Примерно через месяц из разговора Дайаны Кинг с подругой Джейн услышала новости о том, что у Стивена диагностировали “какую-то ужасную неизлечимую болезнь, от которой парализует… не рассеянный склероз, но что-то вроде того, и жить ему осталось года два, не больше”. Брат Дайаны Бэзил навещал Стивена в больнице.
После такого разговора встреча со Стивеном неделей позже на железнодорожной станции в Сент-Олбансе застала Джейн врасплох: выглядел Стивен неплохо, одет был несколько более “традиционно”, чем обычно, да еще и подстригся. Оба ехали в Лондон, по дороге сидели рядом, болтали. Джейн выразила сочувствие по поводу его госпитализации, Стивен поморщился и ничего не ответил. Больше она эту тему не затрагивала. Стивен спросил, не сходит ли она с ним в театр, когда он приедет домой на выходные из Кембриджа. Джейн приняла приглашение.
Первое их свидание состояло из ужина и театра. Вечер в Лондоне обошелся так дорого, что, садясь с Джейн в автобус до вокзала, Стивен обнаружил полное отсутствие денег. Банкоматов в те времена еще не изобрели, и, после того как он столь щедро угостил свою даму на первом свидании, Стивену пришлось попросить ее заплатить за проезд. Джейн сунула руку в сумочку – и не нашла там кошелька. Так началось первое их совместное приключение.

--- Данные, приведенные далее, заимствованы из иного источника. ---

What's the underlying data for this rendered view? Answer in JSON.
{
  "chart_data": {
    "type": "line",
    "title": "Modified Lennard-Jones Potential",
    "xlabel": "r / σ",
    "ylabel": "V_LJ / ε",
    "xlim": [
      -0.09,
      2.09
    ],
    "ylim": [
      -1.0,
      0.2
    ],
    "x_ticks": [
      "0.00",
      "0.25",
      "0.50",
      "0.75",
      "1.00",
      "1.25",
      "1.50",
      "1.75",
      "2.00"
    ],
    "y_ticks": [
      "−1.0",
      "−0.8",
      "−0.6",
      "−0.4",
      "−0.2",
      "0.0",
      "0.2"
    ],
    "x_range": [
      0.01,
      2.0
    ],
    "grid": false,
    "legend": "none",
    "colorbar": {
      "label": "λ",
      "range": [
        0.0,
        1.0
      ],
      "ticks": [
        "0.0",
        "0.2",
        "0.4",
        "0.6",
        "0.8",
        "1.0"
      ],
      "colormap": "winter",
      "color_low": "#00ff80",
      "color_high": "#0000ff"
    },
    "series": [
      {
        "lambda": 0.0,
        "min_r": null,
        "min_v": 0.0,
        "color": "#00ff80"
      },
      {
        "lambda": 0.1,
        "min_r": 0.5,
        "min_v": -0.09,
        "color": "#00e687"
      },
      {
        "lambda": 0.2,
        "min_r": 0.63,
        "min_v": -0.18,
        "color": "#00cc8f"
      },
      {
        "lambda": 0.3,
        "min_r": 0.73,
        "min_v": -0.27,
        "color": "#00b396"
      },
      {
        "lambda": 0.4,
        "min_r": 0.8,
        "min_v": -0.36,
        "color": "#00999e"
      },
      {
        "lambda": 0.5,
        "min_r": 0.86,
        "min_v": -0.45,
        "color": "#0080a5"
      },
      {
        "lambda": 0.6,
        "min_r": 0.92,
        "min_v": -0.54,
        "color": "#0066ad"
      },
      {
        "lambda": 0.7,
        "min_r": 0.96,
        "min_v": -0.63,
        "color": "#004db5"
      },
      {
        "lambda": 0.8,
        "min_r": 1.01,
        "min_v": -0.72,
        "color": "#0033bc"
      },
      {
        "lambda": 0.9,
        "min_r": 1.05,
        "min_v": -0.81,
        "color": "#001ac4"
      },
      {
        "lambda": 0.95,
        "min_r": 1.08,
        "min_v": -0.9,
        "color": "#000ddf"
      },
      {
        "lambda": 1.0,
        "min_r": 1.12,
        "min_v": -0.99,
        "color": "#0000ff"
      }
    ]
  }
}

Они выскочили из автобуса, пока с них не стребовали плату за проезд, вернулись в темный, закрывшийся уже “Олд Вик” и проникли в театр через вход для актеров. Кошелек обнаружился под тем самым креслом, которое Джейн занимала во время спектакля, и все вроде бы обошлось, но тут в зале погасли последние огни. Стивен взял Джейн за руку, повел ее обратно на сцену и оттуда по кромешно темному коридору к выходу. Джейн следовала за уверенно ведущим ее Стивеном “с молчаливым восхищением”.
Стивен был не из тех молодых людей, что приглашают в кино и угощают пиццей. В следующий раз он позвал Джейн на майский бал в Тринити-холле. Театр и ужин в Лондоне, майский бал в университете – о чем еще может девушка мечтать?
В июне Стивен приехал в Сент-Олбанс за Джейн, и она ужаснулась произошедшей в нем перемене и усомнилась, сможет ли “хрупкий, истощенный, шатающийся на ветру Стивен, опиравшийся на руль, чтобы распрямиться и посмотреть на приборную доску”, благополучно довезти ее до Кембриджа. Поездка и впрямь оказалась опасной, но не из-за недуга Стивена, а из-за его бесшабашности. Промчавшись на головокружительной скорости от Сент-Олбанса до Кембриджа, Джейн дала себе зарок вернуться домой на поезде, но не повторять таких экспериментов.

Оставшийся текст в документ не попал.